Mayor of London Welcomes Potential Tourist Levy
The Mayor of London has expressed tentative support for a proposed tourist tax on overnight visitors to the capital, as Parliament considers new powers under the English Devolution and Community Empowerment Bill. If implemented, the scheme could generate up to £240 million annually, according to estimates.
Authority and Proposed Legislation
Chancellor Rachel Reeves is anticipated to grant Sir Sadiq Khan, along with other local leaders, the authority to impose the levy. Sir Sadiq has been a strong advocate for such measures, highlighting the significant revenue that a tourist tax could provide. London experienced 89 million overnight stays in 2024, reinforcing the potential financial benefits of this initiative.
Comparison with Other G7 Nations
Currently, England stands out as the only nation among the G7 countries that restricts local authorities from introducing tourist taxes. In contrast, both Scotland and Wales have established their own forms of levies on visitors. For instance:
- Scotland permits local councils to set levies as a percentage of accommodation costs.
- Welsh authorities will begin collecting £1.30 per night from guests starting in 2026.
Models for London’s Tax
The Greater London Authority (GLA) engaged the Centre for Cities think tank to explore effective models for a potential tourist levy. The study noted that major cities such as Paris, New York, and Tokyo implement various types of taxes on visitors. New York City, for example, raises approximately £493 million annually through a percentage-based system, while Tokyo has a flat fee model, albeit with lower revenue.

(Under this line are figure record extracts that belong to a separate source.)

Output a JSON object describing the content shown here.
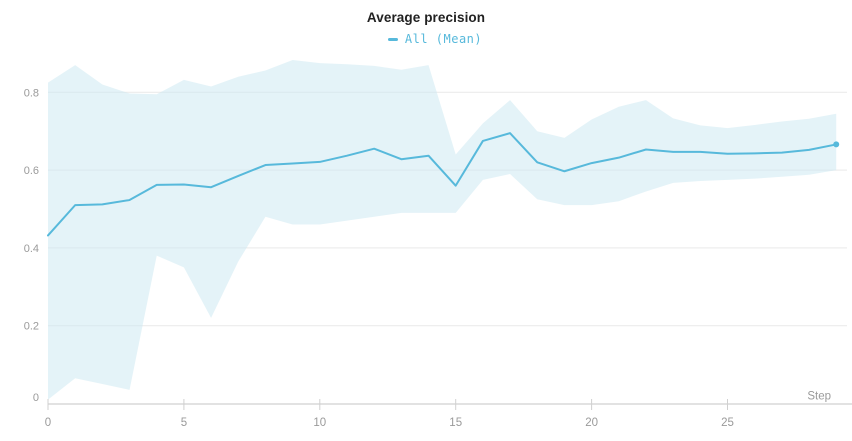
{
  "chart": {
    "title": "Average precision",
    "legend_label": "All (Mean)",
    "xlabel": "Step"
  },
  "colors": {
    "line": "#57b9db",
    "band_fill": "#c9e8f2",
    "title_text": "#222222",
    "tick_text": "#9a9a9a",
    "gridline": "#e9e9e9",
    "axis_line": "#e2e2e2",
    "tick_mark": "#d0d0d0"
  },
  "chart_data": {
    "type": "line",
    "title": "Average precision",
    "xlabel": "Step",
    "ylabel": "",
    "grid": true,
    "legend_position": "top-center",
    "x_ticks": [
      0,
      5,
      10,
      15,
      20,
      25
    ],
    "y_ticks": [
      0,
      0.2,
      0.4,
      0.6,
      0.8
    ],
    "xlim": [
      0,
      29.6
    ],
    "ylim": [
      0,
      0.896
    ],
    "series": [
      {
        "name": "All (Mean)",
        "x": [
          0,
          1,
          2,
          3,
          4,
          5,
          6,
          7,
          8,
          9,
          10,
          11,
          12,
          13,
          14,
          15,
          16,
          17,
          18,
          19,
          20,
          21,
          22,
          23,
          24,
          25,
          26,
          27,
          28,
          29
        ],
        "values": [
          0.432,
          0.51,
          0.512,
          0.523,
          0.562,
          0.563,
          0.556,
          0.585,
          0.613,
          0.617,
          0.621,
          0.637,
          0.655,
          0.628,
          0.637,
          0.56,
          0.675,
          0.695,
          0.62,
          0.597,
          0.618,
          0.632,
          0.653,
          0.647,
          0.647,
          0.642,
          0.643,
          0.645,
          0.652,
          0.666
        ],
        "last_point_marker": true
      }
    ],
    "band": {
      "series": "All (Mean)",
      "x": [
        0,
        1,
        2,
        3,
        4,
        5,
        6,
        7,
        8,
        9,
        10,
        11,
        12,
        13,
        14,
        15,
        16,
        17,
        18,
        19,
        20,
        21,
        22,
        23,
        24,
        25,
        26,
        27,
        28,
        29
      ],
      "upper": [
        0.825,
        0.87,
        0.82,
        0.797,
        0.795,
        0.832,
        0.815,
        0.84,
        0.856,
        0.883,
        0.875,
        0.872,
        0.868,
        0.858,
        0.87,
        0.64,
        0.72,
        0.78,
        0.7,
        0.683,
        0.73,
        0.763,
        0.78,
        0.733,
        0.715,
        0.708,
        0.716,
        0.725,
        0.732,
        0.745
      ],
      "lower": [
        0.01,
        0.065,
        0.05,
        0.035,
        0.38,
        0.35,
        0.22,
        0.365,
        0.48,
        0.46,
        0.46,
        0.47,
        0.48,
        0.49,
        0.49,
        0.49,
        0.575,
        0.59,
        0.525,
        0.51,
        0.51,
        0.52,
        0.545,
        0.567,
        0.572,
        0.575,
        0.578,
        0.583,
        0.588,
        0.6
      ]
    }
  }
}
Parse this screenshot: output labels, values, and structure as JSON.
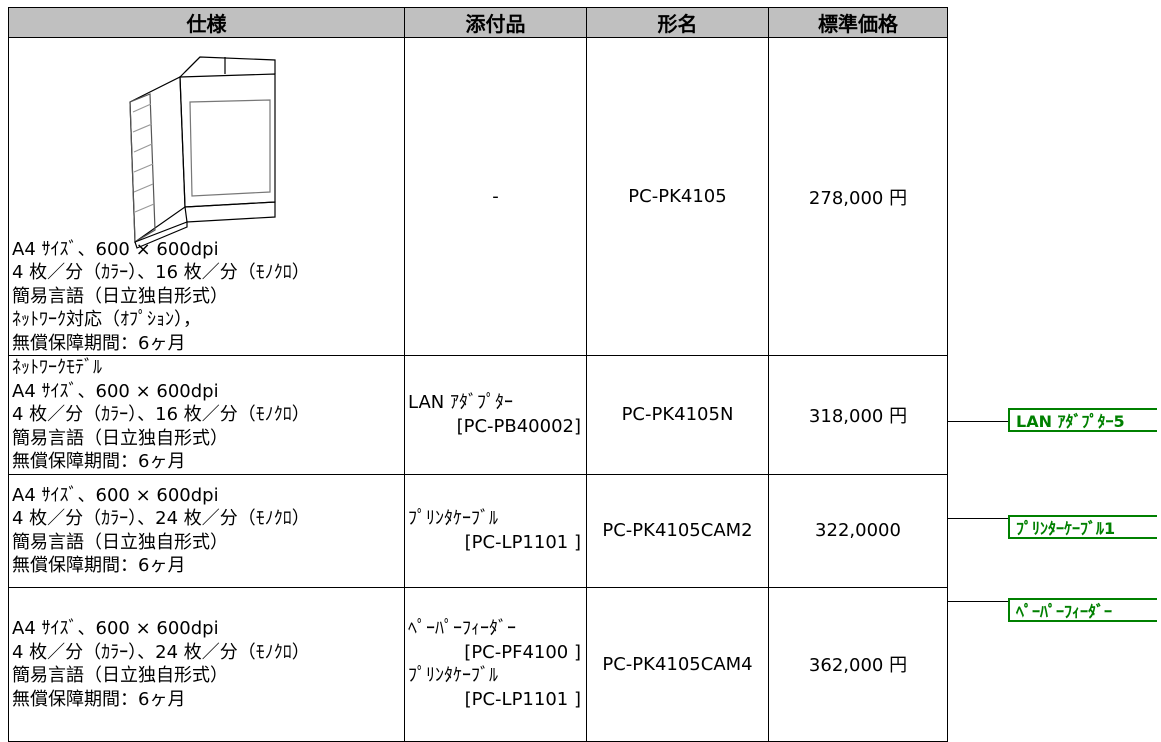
{
  "table": {
    "header": [
      "仕様",
      "添付品",
      "形名",
      "標準価格"
    ],
    "rows": [
      {
        "spec": [
          "A4 ｻｲｽﾞ、600 × 600dpi",
          "4 枚／分（ｶﾗｰ）、16 枚／分（ﾓﾉｸﾛ）",
          "簡易言語（日立独自形式）",
          "ﾈｯﾄﾜｰｸ対応（ｵﾌﾟｼｮﾝ），",
          "無償保障期間：6ヶ月"
        ],
        "accessories": [
          "-"
        ],
        "model": "PC-PK4105",
        "price": "278,000 円"
      },
      {
        "spec": [
          "ﾈｯﾄﾜｰｸﾓﾃﾞﾙ",
          "A4 ｻｲｽﾞ、600 × 600dpi",
          "4 枚／分（ｶﾗｰ）、16 枚／分（ﾓﾉｸﾛ）",
          "簡易言語（日立独自形式）",
          "無償保障期間：6ヶ月"
        ],
        "accessories": [
          "LAN ｱﾀﾞﾌﾟﾀｰ",
          "[PC-PB40002]"
        ],
        "model": "PC-PK4105N",
        "price": "318,000 円"
      },
      {
        "spec": [
          "A4 ｻｲｽﾞ、600 × 600dpi",
          "4 枚／分（ｶﾗｰ）、24 枚／分（ﾓﾉｸﾛ）",
          "簡易言語（日立独自形式）",
          "無償保障期間：6ヶ月"
        ],
        "accessories": [
          "ﾌﾟﾘﾝﾀｹｰﾌﾞﾙ",
          "[PC-LP1101 ]"
        ],
        "model": "PC-PK4105CAM2",
        "price": "322,0000"
      },
      {
        "spec": [
          "A4 ｻｲｽﾞ、600 × 600dpi",
          "4 枚／分（ｶﾗｰ）、24 枚／分（ﾓﾉｸﾛ）",
          "簡易言語（日立独自形式）",
          "無償保障期間：6ヶ月"
        ],
        "accessories": [
          "ﾍﾟｰﾊﾟｰﾌｨｰﾀﾞｰ",
          "[PC-PF4100 ]",
          "ﾌﾟﾘﾝﾀｹｰﾌﾞﾙ",
          "[PC-LP1101 ]"
        ],
        "model": "PC-PK4105CAM4",
        "price": "362,000 円"
      }
    ]
  },
  "callouts": [
    "LAN ｱﾀﾞﾌﾟﾀｰ5",
    "ﾌﾟﾘﾝﾀｰｹｰﾌﾞﾙ1",
    "ﾍﾟｰﾊﾟｰﾌｨｰﾀﾞｰ"
  ]
}
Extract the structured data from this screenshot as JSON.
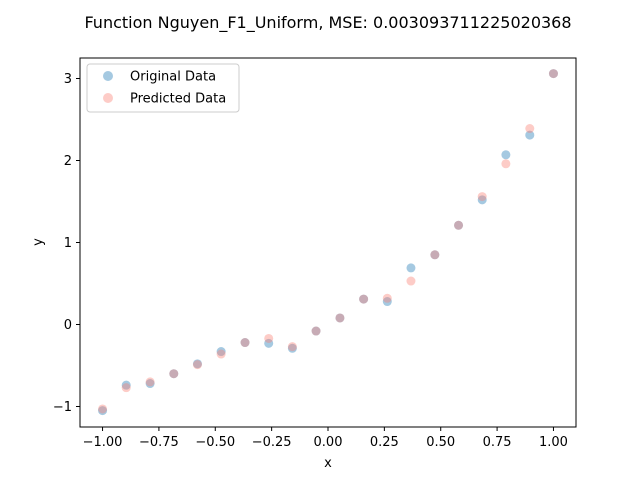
{
  "chart_data": {
    "type": "scatter",
    "title": "Function Nguyen_F1_Uniform, MSE: 0.003093711225020368",
    "xlabel": "x",
    "ylabel": "y",
    "xlim": [
      -1.1,
      1.1
    ],
    "ylim": [
      -1.25,
      3.25
    ],
    "xticks": [
      -1.0,
      -0.75,
      -0.5,
      -0.25,
      0.0,
      0.25,
      0.5,
      0.75,
      1.0
    ],
    "xtick_labels": [
      "−1.00",
      "−0.75",
      "−0.50",
      "−0.25",
      "0.00",
      "0.25",
      "0.50",
      "0.75",
      "1.00"
    ],
    "yticks": [
      -1,
      0,
      1,
      2,
      3
    ],
    "ytick_labels": [
      "−1",
      "0",
      "1",
      "2",
      "3"
    ],
    "grid": false,
    "legend_position": "top-left",
    "series": [
      {
        "name": "Original Data",
        "color": "#1f77b4",
        "points": [
          [
            -1.0,
            -1.05
          ],
          [
            -0.895,
            -0.74
          ],
          [
            -0.789,
            -0.72
          ],
          [
            -0.684,
            -0.6
          ],
          [
            -0.579,
            -0.48
          ],
          [
            -0.474,
            -0.33
          ],
          [
            -0.368,
            -0.22
          ],
          [
            -0.263,
            -0.23
          ],
          [
            -0.158,
            -0.29
          ],
          [
            -0.053,
            -0.08
          ],
          [
            0.053,
            0.08
          ],
          [
            0.158,
            0.31
          ],
          [
            0.263,
            0.28
          ],
          [
            0.368,
            0.69
          ],
          [
            0.474,
            0.85
          ],
          [
            0.579,
            1.21
          ],
          [
            0.684,
            1.52
          ],
          [
            0.789,
            2.07
          ],
          [
            0.895,
            2.31
          ],
          [
            1.0,
            3.06
          ]
        ]
      },
      {
        "name": "Predicted Data",
        "color": "#fa8072",
        "points": [
          [
            -1.0,
            -1.03
          ],
          [
            -0.895,
            -0.77
          ],
          [
            -0.789,
            -0.7
          ],
          [
            -0.684,
            -0.6
          ],
          [
            -0.579,
            -0.49
          ],
          [
            -0.474,
            -0.36
          ],
          [
            -0.368,
            -0.22
          ],
          [
            -0.263,
            -0.17
          ],
          [
            -0.158,
            -0.27
          ],
          [
            -0.053,
            -0.08
          ],
          [
            0.053,
            0.08
          ],
          [
            0.158,
            0.31
          ],
          [
            0.263,
            0.32
          ],
          [
            0.368,
            0.53
          ],
          [
            0.474,
            0.85
          ],
          [
            0.579,
            1.21
          ],
          [
            0.684,
            1.56
          ],
          [
            0.789,
            1.96
          ],
          [
            0.895,
            2.39
          ],
          [
            1.0,
            3.06
          ]
        ]
      }
    ]
  }
}
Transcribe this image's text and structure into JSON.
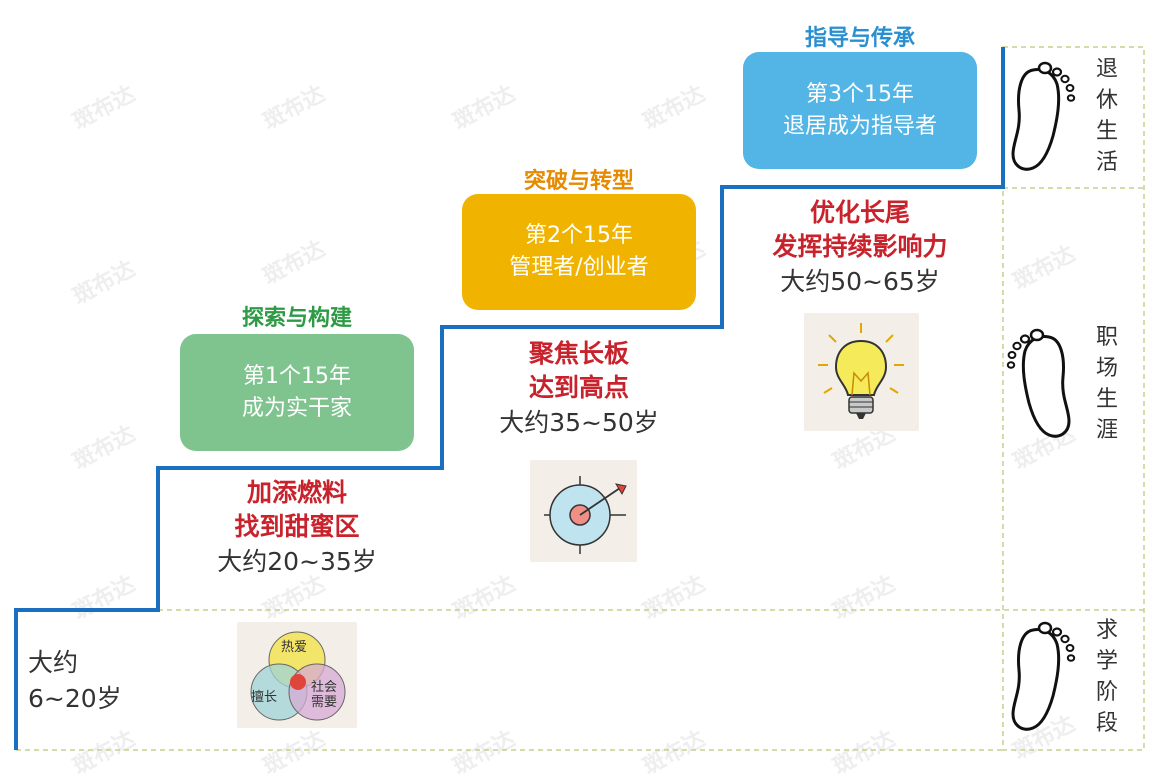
{
  "stages": [
    {
      "theme": "探索与构建",
      "box_line1": "第1个15年",
      "box_line2": "成为实干家",
      "red1": "加添燃料",
      "red2": "找到甜蜜区",
      "age": "大约20~35岁"
    },
    {
      "theme": "突破与转型",
      "box_line1": "第2个15年",
      "box_line2": "管理者/创业者",
      "red1": "聚焦长板",
      "red2": "达到高点",
      "age": "大约35~50岁"
    },
    {
      "theme": "指导与传承",
      "box_line1": "第3个15年",
      "box_line2": "退居成为指导者",
      "red1": "优化长尾",
      "red2": "发挥持续影响力",
      "age": "大约50~65岁"
    }
  ],
  "student": {
    "line1": "大约",
    "line2": "6~20岁"
  },
  "venn": {
    "top": "热爱",
    "left": "擅长",
    "right_line1": "社会",
    "right_line2": "需要"
  },
  "side_labels": [
    {
      "chars": [
        "退",
        "休",
        "生",
        "活"
      ]
    },
    {
      "chars": [
        "职",
        "场",
        "生",
        "涯"
      ]
    },
    {
      "chars": [
        "求",
        "学",
        "阶",
        "段"
      ]
    }
  ],
  "watermark": "斑布达",
  "colors": {
    "step_line": "#1a6fc1",
    "dash": "#c8cf8e",
    "box1": "#7fc48f",
    "box2": "#f0b400",
    "box3": "#53b4e6",
    "theme1": "#2e9a45",
    "theme2": "#e68a00",
    "theme3": "#2a8fd0",
    "red": "#c8232c"
  }
}
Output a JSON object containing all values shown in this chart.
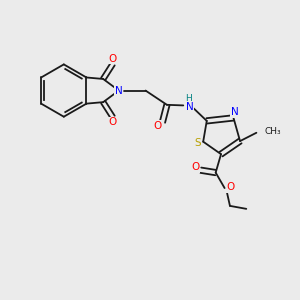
{
  "bg_color": "#ebebeb",
  "bond_color": "#1a1a1a",
  "N_color": "#0000ff",
  "O_color": "#ff0000",
  "S_color": "#b8a000",
  "H_color": "#008080",
  "lw": 1.3,
  "fs": 7.5,
  "fs_s": 6.5,
  "xlim": [
    0,
    10
  ],
  "ylim": [
    0,
    10
  ]
}
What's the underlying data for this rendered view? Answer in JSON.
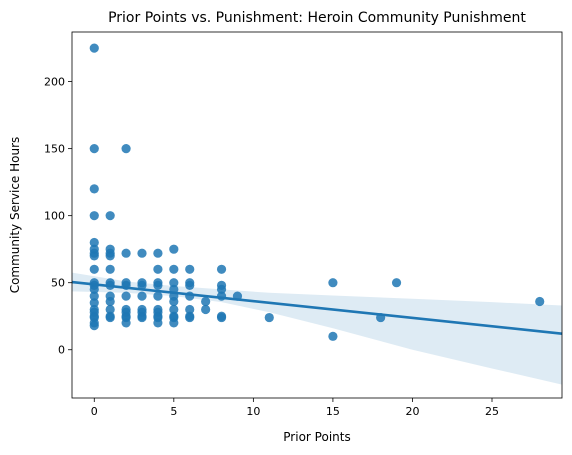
{
  "chart_data": {
    "type": "scatter",
    "title": "Prior Points vs. Punishment: Heroin Community Punishment",
    "xlabel": "Prior Points",
    "ylabel": "Community Service Hours",
    "xlim": [
      -1.4,
      29.4
    ],
    "ylim": [
      -36,
      237
    ],
    "xticks": [
      0,
      5,
      10,
      15,
      20,
      25
    ],
    "yticks": [
      0,
      50,
      100,
      150,
      200
    ],
    "grid": false,
    "legend": "none",
    "colors": {
      "points": "#1f77b4",
      "line": "#1f77b4",
      "ci_band": "#1f77b4"
    },
    "points": [
      {
        "x": 0,
        "y": 225
      },
      {
        "x": 0,
        "y": 150
      },
      {
        "x": 0,
        "y": 120
      },
      {
        "x": 0,
        "y": 100
      },
      {
        "x": 0,
        "y": 80
      },
      {
        "x": 0,
        "y": 75
      },
      {
        "x": 0,
        "y": 72
      },
      {
        "x": 0,
        "y": 70
      },
      {
        "x": 0,
        "y": 60
      },
      {
        "x": 0,
        "y": 50
      },
      {
        "x": 0,
        "y": 48
      },
      {
        "x": 0,
        "y": 45
      },
      {
        "x": 0,
        "y": 40
      },
      {
        "x": 0,
        "y": 35
      },
      {
        "x": 0,
        "y": 30
      },
      {
        "x": 0,
        "y": 28
      },
      {
        "x": 0,
        "y": 25
      },
      {
        "x": 0,
        "y": 24
      },
      {
        "x": 0,
        "y": 20
      },
      {
        "x": 0,
        "y": 18
      },
      {
        "x": 1,
        "y": 100
      },
      {
        "x": 1,
        "y": 75
      },
      {
        "x": 1,
        "y": 72
      },
      {
        "x": 1,
        "y": 70
      },
      {
        "x": 1,
        "y": 60
      },
      {
        "x": 1,
        "y": 50
      },
      {
        "x": 1,
        "y": 48
      },
      {
        "x": 1,
        "y": 40
      },
      {
        "x": 1,
        "y": 36
      },
      {
        "x": 1,
        "y": 30
      },
      {
        "x": 1,
        "y": 25
      },
      {
        "x": 1,
        "y": 24
      },
      {
        "x": 2,
        "y": 150
      },
      {
        "x": 2,
        "y": 72
      },
      {
        "x": 2,
        "y": 50
      },
      {
        "x": 2,
        "y": 48
      },
      {
        "x": 2,
        "y": 40
      },
      {
        "x": 2,
        "y": 30
      },
      {
        "x": 2,
        "y": 28
      },
      {
        "x": 2,
        "y": 25
      },
      {
        "x": 2,
        "y": 24
      },
      {
        "x": 2,
        "y": 20
      },
      {
        "x": 3,
        "y": 72
      },
      {
        "x": 3,
        "y": 50
      },
      {
        "x": 3,
        "y": 48
      },
      {
        "x": 3,
        "y": 40
      },
      {
        "x": 3,
        "y": 30
      },
      {
        "x": 3,
        "y": 28
      },
      {
        "x": 3,
        "y": 25
      },
      {
        "x": 3,
        "y": 24
      },
      {
        "x": 4,
        "y": 72
      },
      {
        "x": 4,
        "y": 60
      },
      {
        "x": 4,
        "y": 50
      },
      {
        "x": 4,
        "y": 48
      },
      {
        "x": 4,
        "y": 40
      },
      {
        "x": 4,
        "y": 30
      },
      {
        "x": 4,
        "y": 28
      },
      {
        "x": 4,
        "y": 25
      },
      {
        "x": 4,
        "y": 24
      },
      {
        "x": 4,
        "y": 20
      },
      {
        "x": 5,
        "y": 75
      },
      {
        "x": 5,
        "y": 60
      },
      {
        "x": 5,
        "y": 50
      },
      {
        "x": 5,
        "y": 45
      },
      {
        "x": 5,
        "y": 40
      },
      {
        "x": 5,
        "y": 36
      },
      {
        "x": 5,
        "y": 30
      },
      {
        "x": 5,
        "y": 25
      },
      {
        "x": 5,
        "y": 24
      },
      {
        "x": 5,
        "y": 20
      },
      {
        "x": 6,
        "y": 60
      },
      {
        "x": 6,
        "y": 50
      },
      {
        "x": 6,
        "y": 48
      },
      {
        "x": 6,
        "y": 40
      },
      {
        "x": 6,
        "y": 30
      },
      {
        "x": 6,
        "y": 25
      },
      {
        "x": 6,
        "y": 24
      },
      {
        "x": 7,
        "y": 36
      },
      {
        "x": 7,
        "y": 30
      },
      {
        "x": 8,
        "y": 60
      },
      {
        "x": 8,
        "y": 48
      },
      {
        "x": 8,
        "y": 45
      },
      {
        "x": 8,
        "y": 40
      },
      {
        "x": 8,
        "y": 25
      },
      {
        "x": 8,
        "y": 24
      },
      {
        "x": 9,
        "y": 40
      },
      {
        "x": 11,
        "y": 24
      },
      {
        "x": 15,
        "y": 50
      },
      {
        "x": 15,
        "y": 10
      },
      {
        "x": 18,
        "y": 24
      },
      {
        "x": 19,
        "y": 50
      },
      {
        "x": 28,
        "y": 36
      }
    ],
    "regression": {
      "x": [
        -1.4,
        29.4
      ],
      "y": [
        50.5,
        12.0
      ]
    },
    "ci_band": {
      "x": [
        -1.4,
        2,
        5,
        8,
        11,
        15,
        20,
        25,
        29.4
      ],
      "lower": [
        43.5,
        42.5,
        40.0,
        35.5,
        28.0,
        16.0,
        0.0,
        -14.0,
        -26.0
      ],
      "upper": [
        57.5,
        51.0,
        47.5,
        45.0,
        42.5,
        40.5,
        38.0,
        35.5,
        33.0
      ]
    }
  }
}
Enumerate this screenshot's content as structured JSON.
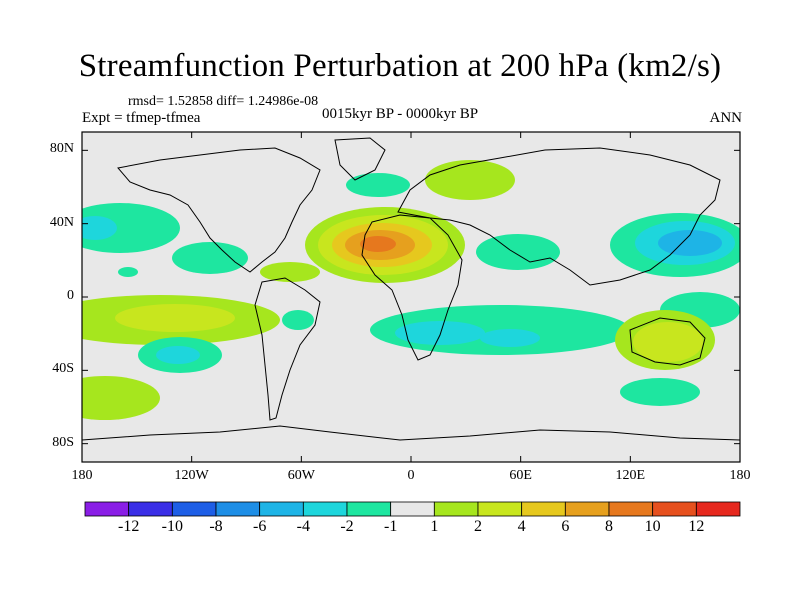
{
  "title": "Streamfunction Perturbation at 200 hPa (km2/s)",
  "stats": "rmsd= 1.52858 diff= 1.24986e-08",
  "experiment": "Expt = tfmep-tfmea",
  "period": "0015kyr BP - 0000kyr BP",
  "season": "ANN",
  "map": {
    "lat_ticks": [
      {
        "value": 80,
        "label": "80N"
      },
      {
        "value": 40,
        "label": "40N"
      },
      {
        "value": 0,
        "label": "0"
      },
      {
        "value": -40,
        "label": "40S"
      },
      {
        "value": -80,
        "label": "80S"
      }
    ],
    "lon_ticks": [
      {
        "value": -180,
        "label": "180"
      },
      {
        "value": -120,
        "label": "120W"
      },
      {
        "value": -60,
        "label": "60W"
      },
      {
        "value": 0,
        "label": "0"
      },
      {
        "value": 60,
        "label": "60E"
      },
      {
        "value": 120,
        "label": "120E"
      },
      {
        "value": 180,
        "label": "180"
      }
    ]
  },
  "colorbar": {
    "colors": [
      "#8a1ee6",
      "#3a2ee6",
      "#1e5ee6",
      "#1e8ee6",
      "#1eb4e6",
      "#1ed6dc",
      "#1ee6a0",
      "#e8e8e8",
      "#a6e61e",
      "#c8e61e",
      "#e6c81e",
      "#e6a01e",
      "#e6781e",
      "#e6501e",
      "#e6281e"
    ],
    "labels": [
      "-12",
      "-10",
      "-8",
      "-6",
      "-4",
      "-2",
      "-1",
      "1",
      "2",
      "4",
      "6",
      "8",
      "10",
      "12"
    ]
  }
}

The GLA’s previous calculations suggest that a daily charge of £1 could yield £91 million, while a 5% rate might generate £240 million. Importantly, the Centre for Cities concluded that London’s visitor numbers would likely remain stable even with the introduction of a levy akin to those seen in other major cities.
Economic Implications
The Centre for Cities posits that an effectively implemented tourist levy could boost London’s economy, enhance infrastructure, and better the overall business environment. Control over the tax rate and revenue allocation would empower the Mayor to adjust tax measures in response to visitor trends, similar to Toronto’s approach before significant events like the World Cup.
Andrew Carter, the Centre’s chief executive, emphasized the flexibility of a percentage rate model in generating revenue and addressing local economic needs.
Industry Concerns
However, the hospitality sector has raised concerns about the proposed tax. Kate Nicholls, chair of UK Hospitality, criticized the idea, arguing that it could dissuade both tourists and families from visiting London. She highlighted existing taxes and the potential negative impact on local businesses.
Local Council Support
Many London boroughs, including Westminster, have voiced their support for an overnight stay levy. Adam Hug, leader of Westminster Council, stressed that such a measure could generate much-needed funds to support local services and better balance the financial burden caused by a high daytime population of visitors.
Next Steps
Although the Chancellor is expected to outline the proposal formally in the coming months, no official implementation has been announced yet. A representative from the Ministry of Housing, Communities and Local Government indicated openness to discussing such measures with local leaders. Richmond Council is among those examining the possibility of creating a similar local scheme.
Background
The ongoing discourse around a tourist tax in London reflects broader trends in urban governance, especially as cities seek innovative revenue sources in the wake of the pandemic. This proposed measure aims to align London with its international counterparts, providing a potential boost to local budgets and services.